MIRI heeft in het hart van M74, het spookstelsel, gegluurd om de delicate gas- en stofdraden in de spiraalarmen van het stelsel te onthullen.
MIRI heeft in het hart van M74, het spookstelsel, gegluurd om de delicate gas- en stofdraden in de spiraalarmen van het stelsel te onthullen.

De eerste echte glimp van de middel-infrarode kosmos werd opgevangen door ISO, die tussen november 1995 en oktober 1998 operationeel was. Toen Spitzer in 2003 in een baan om de aarde werd gebracht, boekte deze verdere vooruitgang op soortgelijke golflengten. De ontdekkingen van zowel ISO als Spitzer onderstreepten de behoefte aan middel-infrarood mogelijkheden met een groter zoekgebied voor een betere gevoeligheid en hoekresolutie om antwoorden te helpen zoeken op vele grote vragen in de astronomie. 

Gillian en anderen begonnen te dromen van een instrument waarmee ze het middel-infrarood in levendig detail konden zien. Helaas voor hen zagen ESA en NASA de kortere golflengten van het nabij-infrarood als het primaire doel voor Webb. ESA zou het voortouw nemen met een nabij-infrarood spectrograaf, de latere NIRSpec, en NASA koos voor een imager, wat de NIRCam werd. 

Toen ESA een oproep deed tot het indienen van voorstellen om de nabij-infrarood spectrograafinstrument te onderzoeken, zagen Gillian en haar collega’s een mogelijkheid. 

"Ik leidde een team dat met lef reageerde. Er stond dat we de nabij-infrarood spectrograaf zouden onderzoeken, maar we zouden ook een extra kanaal hebben waarin we al die middel-infrarood wetenschap zouden doen. En we presenteerden de wetenschappelijke argumenten waarom astronomie in het middel-infrarood fantastisch zou zijn op Webb," zegt ze. 

Hoewel haar team dat specifieke contract niet won, hielp de moedige zet om het profiel van de middel-infrarode astronomie in Europa te verhogen, en Gillian zelf werd uitgenodigd om die wetenschappelijke belangen te vertegenwoordigen in een ander ESA-onderzoek waarin het vermogen van de Europese industrie om infraroodinstrumenten te bouwen, in kaart werd gebracht.

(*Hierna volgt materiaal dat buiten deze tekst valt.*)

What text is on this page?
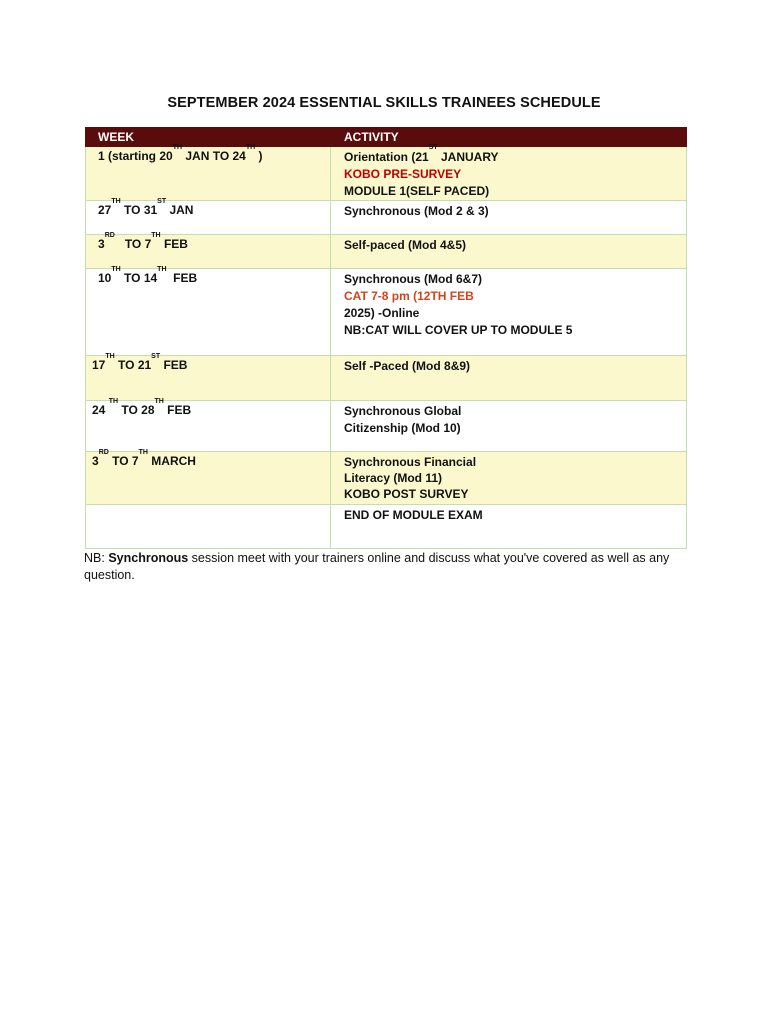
SEPTEMBER 2024 ESSENTIAL SKILLS TRAINEES SCHEDULE
WEEK	ACTIVITY
1 (starting 20TH JAN TO 24TH )	Orientation (21ST JANUARY
KOBO PRE-SURVEY
MODULE 1(SELF PACED)

27TH TO 31ST JAN	Synchronous (Mod 2 & 3)

3RD   TO 7TH FEB	Self-paced (Mod 4&5)

10TH TO 14TH  FEB	Synchronous (Mod 6&7)
CAT 7-8 pm (12TH FEB
2025) -Online
NB:CAT WILL COVER UP TO MODULE 5

17TH TO 21ST FEB	Self -Paced (Mod 8&9)

24 $^{TH}$ TO 28TH FEB	Synchronous Global
Citizenship (Mod 10)

3RD TO 7TH MARCH	Synchronous Financial
Literacy (Mod 11)
KOBO POST SURVEY

	END OF MODULE EXAM
NB: Synchronous session meet with your trainers online and discuss what you've covered as well as any question.
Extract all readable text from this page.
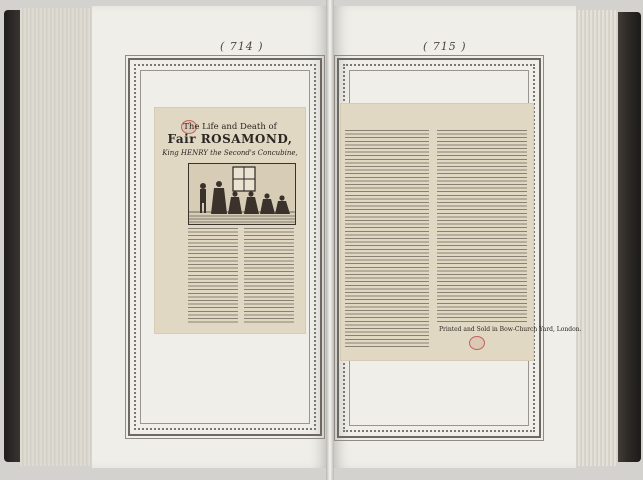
( 714 )	( 715 )
The Life and Death of
Fair ROSAMOND,
King HENRY the Second's Concubine,
Printed and Sold in Bow-Church Yard, London.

Bijgestaan door academische instellingen uit heel Europa werd in een deel van dat onderzoek gekeken naar middel-infrarode instrumenten. 

De resultaten waren zo bemoedigend, net als die van parallelle studies in de VS, dat de wens voor een dergelijk instrument nog groter werd. Door in Europa een internationaal samenwerkingsverband op te zetten van wetenschappers en ingenieurs die bereid en in staat waren het instrument te ontwerpen en te bouwen – en vooral het geld daarvoor bijeen te brengen – hebben Gillian en haar medewerkers ESA en NASA aangemoedigd en geleidelijk overtuigd om het in Webb op te nemen.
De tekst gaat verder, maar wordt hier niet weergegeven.